今天的冬至是北半球白昼最短的一天,按照惯例,它不是最冷的季节,大约半个月左右,也就是元旦过后,会遇到一年中最冷的天气。
只不过这几天气温降到了零下十摄氏度,相比不久前12月最暖和的冬日阳光,简直是两个天下。
我记得有人做过气候变化与中国历史上朝代更迭的相关性分析,结果确实很显著。 社会稳定的结构是原始的,可以说,具有自然的或强烈的自我保护本能,无论我们如何拟人化或拟人化,都无法改变其内在特征和基本运行逻辑。
只不过,当我们在安逸的生活中不自觉地告别看似危险的熵变结构时,看似持久的稳态结构,会成为遥远的蝴蝶会随着时间的流逝而摇晃的脆弱之地,而坍塌后的尘埃绝不是简单的提升,消耗长期积累的社会财富的巨大成本和预测未来的不祥代价, 当然,会让后世的人永远清醒,这是新的稳态结构的基础。
當然,當歷史成為我們的日常時候,我們就不能或無法沒有辯證法的幫助,這將讓我們即使看不到任何光明,也能自信地為光明作準備,只要我們的生命足夠長,我們的期待沒有悬念。
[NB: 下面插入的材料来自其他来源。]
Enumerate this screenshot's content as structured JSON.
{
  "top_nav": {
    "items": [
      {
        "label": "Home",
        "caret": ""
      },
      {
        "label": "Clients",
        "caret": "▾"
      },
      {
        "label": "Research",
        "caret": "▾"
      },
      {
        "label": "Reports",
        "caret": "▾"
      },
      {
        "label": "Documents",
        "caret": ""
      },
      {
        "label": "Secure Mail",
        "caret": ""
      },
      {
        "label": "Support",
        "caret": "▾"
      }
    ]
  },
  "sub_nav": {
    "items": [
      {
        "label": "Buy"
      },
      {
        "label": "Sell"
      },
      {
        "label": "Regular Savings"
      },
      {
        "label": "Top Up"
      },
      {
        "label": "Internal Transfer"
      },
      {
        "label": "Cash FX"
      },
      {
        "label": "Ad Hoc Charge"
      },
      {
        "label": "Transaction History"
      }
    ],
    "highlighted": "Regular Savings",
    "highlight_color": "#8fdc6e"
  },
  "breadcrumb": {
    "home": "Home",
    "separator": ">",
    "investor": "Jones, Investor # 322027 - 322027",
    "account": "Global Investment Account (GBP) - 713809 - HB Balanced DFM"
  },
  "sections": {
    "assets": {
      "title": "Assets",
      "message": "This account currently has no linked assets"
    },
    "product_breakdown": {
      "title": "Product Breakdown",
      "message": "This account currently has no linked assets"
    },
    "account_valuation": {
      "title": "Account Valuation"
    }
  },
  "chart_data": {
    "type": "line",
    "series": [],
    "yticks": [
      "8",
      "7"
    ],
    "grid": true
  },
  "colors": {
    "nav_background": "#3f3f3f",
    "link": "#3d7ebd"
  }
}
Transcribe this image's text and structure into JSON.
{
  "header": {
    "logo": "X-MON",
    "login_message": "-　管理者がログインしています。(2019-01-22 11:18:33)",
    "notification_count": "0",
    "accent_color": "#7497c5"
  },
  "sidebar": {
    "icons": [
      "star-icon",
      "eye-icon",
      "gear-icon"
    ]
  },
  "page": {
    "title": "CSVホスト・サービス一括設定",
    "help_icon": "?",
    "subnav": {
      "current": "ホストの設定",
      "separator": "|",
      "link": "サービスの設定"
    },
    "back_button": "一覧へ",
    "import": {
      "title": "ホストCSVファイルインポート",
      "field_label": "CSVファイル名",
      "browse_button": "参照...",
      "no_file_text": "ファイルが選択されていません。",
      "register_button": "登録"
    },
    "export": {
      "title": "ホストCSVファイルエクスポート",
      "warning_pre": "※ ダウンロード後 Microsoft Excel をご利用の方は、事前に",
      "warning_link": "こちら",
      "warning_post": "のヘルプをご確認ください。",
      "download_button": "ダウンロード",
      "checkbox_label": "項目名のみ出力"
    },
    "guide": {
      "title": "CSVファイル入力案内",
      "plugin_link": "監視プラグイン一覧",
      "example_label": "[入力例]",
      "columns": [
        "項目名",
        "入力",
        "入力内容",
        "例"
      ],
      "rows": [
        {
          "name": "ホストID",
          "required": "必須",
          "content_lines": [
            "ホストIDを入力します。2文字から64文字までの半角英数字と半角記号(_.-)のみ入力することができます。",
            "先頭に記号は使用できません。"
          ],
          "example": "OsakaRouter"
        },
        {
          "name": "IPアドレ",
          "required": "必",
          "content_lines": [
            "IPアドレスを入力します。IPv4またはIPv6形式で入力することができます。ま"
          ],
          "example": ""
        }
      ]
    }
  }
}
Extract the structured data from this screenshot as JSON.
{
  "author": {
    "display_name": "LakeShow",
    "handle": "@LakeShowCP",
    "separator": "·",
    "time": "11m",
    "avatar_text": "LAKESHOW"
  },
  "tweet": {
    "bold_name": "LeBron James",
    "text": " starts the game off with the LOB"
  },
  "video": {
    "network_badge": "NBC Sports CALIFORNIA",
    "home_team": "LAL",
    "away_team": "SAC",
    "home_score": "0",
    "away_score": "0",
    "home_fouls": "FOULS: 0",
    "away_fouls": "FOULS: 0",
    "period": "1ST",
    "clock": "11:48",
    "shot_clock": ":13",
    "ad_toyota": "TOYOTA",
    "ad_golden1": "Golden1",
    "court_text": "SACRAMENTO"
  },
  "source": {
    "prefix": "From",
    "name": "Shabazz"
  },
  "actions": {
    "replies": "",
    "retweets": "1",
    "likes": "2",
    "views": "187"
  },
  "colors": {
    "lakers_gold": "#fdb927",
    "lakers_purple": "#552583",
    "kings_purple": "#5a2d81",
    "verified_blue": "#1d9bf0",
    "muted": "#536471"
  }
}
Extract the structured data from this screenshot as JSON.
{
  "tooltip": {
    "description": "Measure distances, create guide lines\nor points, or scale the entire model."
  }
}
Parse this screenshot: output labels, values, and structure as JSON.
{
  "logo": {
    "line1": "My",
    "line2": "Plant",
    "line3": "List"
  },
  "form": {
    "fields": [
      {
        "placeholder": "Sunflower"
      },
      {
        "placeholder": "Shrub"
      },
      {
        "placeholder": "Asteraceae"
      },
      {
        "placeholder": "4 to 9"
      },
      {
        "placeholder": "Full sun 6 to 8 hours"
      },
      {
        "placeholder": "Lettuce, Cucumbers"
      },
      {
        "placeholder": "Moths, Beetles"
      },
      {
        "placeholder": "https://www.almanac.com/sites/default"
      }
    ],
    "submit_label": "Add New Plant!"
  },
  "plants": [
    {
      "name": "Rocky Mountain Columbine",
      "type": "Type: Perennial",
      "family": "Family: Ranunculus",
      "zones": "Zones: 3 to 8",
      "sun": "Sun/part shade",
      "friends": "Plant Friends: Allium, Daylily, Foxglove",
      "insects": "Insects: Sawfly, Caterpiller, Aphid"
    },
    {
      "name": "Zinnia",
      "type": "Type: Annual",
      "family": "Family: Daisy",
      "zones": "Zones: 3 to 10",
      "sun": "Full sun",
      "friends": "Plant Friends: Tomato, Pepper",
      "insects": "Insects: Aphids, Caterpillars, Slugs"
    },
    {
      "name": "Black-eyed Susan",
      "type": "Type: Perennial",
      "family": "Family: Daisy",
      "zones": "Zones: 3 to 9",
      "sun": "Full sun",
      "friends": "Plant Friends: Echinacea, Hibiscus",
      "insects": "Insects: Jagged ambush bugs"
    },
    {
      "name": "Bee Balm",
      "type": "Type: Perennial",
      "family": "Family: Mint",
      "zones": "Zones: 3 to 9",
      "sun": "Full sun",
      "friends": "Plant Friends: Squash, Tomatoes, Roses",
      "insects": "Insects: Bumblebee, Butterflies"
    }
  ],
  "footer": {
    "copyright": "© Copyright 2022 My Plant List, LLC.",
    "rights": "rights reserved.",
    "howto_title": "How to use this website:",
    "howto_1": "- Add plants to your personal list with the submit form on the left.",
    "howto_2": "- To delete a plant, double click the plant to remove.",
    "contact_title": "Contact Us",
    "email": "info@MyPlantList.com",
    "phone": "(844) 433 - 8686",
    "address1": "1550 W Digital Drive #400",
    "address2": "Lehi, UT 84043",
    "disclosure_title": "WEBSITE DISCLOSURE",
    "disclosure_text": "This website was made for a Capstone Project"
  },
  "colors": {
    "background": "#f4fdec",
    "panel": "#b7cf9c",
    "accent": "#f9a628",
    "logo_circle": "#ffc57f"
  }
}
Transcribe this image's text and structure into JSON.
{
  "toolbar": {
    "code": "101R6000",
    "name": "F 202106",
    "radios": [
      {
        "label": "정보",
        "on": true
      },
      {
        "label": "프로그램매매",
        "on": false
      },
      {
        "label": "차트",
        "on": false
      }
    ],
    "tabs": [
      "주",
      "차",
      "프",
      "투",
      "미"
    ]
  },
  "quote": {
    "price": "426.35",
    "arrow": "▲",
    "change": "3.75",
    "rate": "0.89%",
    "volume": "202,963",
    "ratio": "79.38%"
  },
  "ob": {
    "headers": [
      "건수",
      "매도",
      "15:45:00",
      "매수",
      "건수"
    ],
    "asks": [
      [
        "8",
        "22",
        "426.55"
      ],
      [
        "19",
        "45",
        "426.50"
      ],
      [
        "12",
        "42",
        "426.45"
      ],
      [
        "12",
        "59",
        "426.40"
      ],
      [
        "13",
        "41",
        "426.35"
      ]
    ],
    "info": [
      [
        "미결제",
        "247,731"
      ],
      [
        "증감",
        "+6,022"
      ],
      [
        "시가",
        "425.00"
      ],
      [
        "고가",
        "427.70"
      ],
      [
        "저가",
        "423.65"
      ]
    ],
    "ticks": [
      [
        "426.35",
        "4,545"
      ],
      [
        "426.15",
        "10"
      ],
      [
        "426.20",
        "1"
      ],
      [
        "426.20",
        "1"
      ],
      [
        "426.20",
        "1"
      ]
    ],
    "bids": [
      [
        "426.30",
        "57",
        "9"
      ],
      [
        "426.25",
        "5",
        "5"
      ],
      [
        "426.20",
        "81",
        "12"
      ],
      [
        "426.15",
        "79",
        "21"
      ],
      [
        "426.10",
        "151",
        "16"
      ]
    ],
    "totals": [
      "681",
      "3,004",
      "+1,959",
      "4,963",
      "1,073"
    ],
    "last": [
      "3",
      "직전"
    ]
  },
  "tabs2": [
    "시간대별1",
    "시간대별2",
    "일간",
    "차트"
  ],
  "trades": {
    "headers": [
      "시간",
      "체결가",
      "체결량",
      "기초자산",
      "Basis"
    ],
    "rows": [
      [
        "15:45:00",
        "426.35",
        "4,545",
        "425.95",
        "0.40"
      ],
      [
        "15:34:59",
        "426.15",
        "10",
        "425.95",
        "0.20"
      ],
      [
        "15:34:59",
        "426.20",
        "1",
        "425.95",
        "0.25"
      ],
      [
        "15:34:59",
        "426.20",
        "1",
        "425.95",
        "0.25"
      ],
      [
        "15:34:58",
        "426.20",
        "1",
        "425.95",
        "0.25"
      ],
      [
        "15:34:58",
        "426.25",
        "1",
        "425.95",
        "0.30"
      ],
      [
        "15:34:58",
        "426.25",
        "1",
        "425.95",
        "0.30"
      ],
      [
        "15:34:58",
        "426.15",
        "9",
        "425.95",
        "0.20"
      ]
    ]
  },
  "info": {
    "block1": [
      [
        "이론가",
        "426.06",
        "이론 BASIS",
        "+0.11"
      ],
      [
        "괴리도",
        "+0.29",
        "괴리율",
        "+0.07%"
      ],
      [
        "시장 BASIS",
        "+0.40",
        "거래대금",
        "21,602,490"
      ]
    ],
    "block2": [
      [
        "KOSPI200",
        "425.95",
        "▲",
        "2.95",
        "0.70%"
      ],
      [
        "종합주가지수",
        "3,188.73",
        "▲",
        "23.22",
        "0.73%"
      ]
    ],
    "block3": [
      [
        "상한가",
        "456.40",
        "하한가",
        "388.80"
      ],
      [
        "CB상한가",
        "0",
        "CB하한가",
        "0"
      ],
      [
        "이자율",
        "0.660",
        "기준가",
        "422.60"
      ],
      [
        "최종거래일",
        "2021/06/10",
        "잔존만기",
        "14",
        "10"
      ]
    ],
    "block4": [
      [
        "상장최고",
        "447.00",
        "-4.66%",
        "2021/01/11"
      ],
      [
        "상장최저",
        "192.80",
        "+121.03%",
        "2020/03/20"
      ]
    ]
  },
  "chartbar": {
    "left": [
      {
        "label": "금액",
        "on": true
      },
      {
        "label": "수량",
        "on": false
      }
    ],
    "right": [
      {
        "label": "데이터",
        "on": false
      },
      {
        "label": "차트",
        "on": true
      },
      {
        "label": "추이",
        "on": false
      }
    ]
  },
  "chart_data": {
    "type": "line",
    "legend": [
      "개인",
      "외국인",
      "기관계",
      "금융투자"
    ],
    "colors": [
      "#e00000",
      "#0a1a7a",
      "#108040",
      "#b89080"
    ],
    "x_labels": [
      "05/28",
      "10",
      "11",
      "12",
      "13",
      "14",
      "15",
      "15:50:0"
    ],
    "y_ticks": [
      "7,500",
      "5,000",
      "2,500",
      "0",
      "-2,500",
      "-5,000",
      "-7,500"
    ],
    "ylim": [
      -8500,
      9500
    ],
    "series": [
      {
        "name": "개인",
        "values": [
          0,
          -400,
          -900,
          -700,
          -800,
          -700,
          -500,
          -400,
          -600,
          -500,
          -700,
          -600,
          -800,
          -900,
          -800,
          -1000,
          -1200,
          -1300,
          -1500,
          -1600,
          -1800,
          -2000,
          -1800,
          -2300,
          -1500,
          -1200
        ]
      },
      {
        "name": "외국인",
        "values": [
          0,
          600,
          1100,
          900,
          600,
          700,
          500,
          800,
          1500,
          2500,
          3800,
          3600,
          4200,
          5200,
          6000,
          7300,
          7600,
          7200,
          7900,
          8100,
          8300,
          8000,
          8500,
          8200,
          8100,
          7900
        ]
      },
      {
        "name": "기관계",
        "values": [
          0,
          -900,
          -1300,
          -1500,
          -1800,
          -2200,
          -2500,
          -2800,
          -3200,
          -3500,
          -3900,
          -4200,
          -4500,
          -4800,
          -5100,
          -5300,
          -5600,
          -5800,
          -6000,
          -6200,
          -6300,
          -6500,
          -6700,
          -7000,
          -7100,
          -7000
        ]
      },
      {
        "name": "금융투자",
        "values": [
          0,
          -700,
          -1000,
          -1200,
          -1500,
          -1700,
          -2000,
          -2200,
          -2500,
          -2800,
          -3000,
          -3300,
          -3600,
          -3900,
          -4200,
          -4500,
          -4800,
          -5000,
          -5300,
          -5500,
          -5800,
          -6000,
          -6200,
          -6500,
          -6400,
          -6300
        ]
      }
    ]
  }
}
问题在于,我们的生命是有尽头的,无论我们在这个世界上经历了什么,我们最终都会成为一个路人,而我们离开后能够留下一些东西,是我们与这个世界长期、甚至永久联系的关键,而这只能通过我们的劳动来完成。
小时候,每年冬天都是人们聚集在一起修建农田建设的日子,寒冷的气候抵挡不住人们火热的心,正是在这个时候,协调集体预示着来年会有好收成。 如果我们站在整体上,无论个体是否离开,个体是否能亲手触摸到收获的果实,都不应影响我们实际的劳动努力,否则,我们只能一起挨饿、挨苦。
即使我们进入数字经济时代,劳动也是任何经济活动最重要的基础,但劳动成果与劳动者的距离会随着技术的进步而越来越远,在这个复杂而时滞的体系中,各组织之间的综合绩效差距往往被扭曲变形, 这可以看作是组织周期的根源,即使我们不能用现有的技术以低成本恢复它,但通过共同的价值观,我们可以找出它所包含的基本操作环境。
冬天来了,不管是好是坏,真诚的劳动者只需要调整自己的具体工作方式,保持自己的基本状态,盲目鲁莽是不可取的,也没有必要为冬麦担心,而我们之所以向往和赞美春天,就是因为我们能最大程度地体验万物的成长, 而人们在此期间的劳动,为这一切做准备的必要过程,当然也是不可或缺的环节。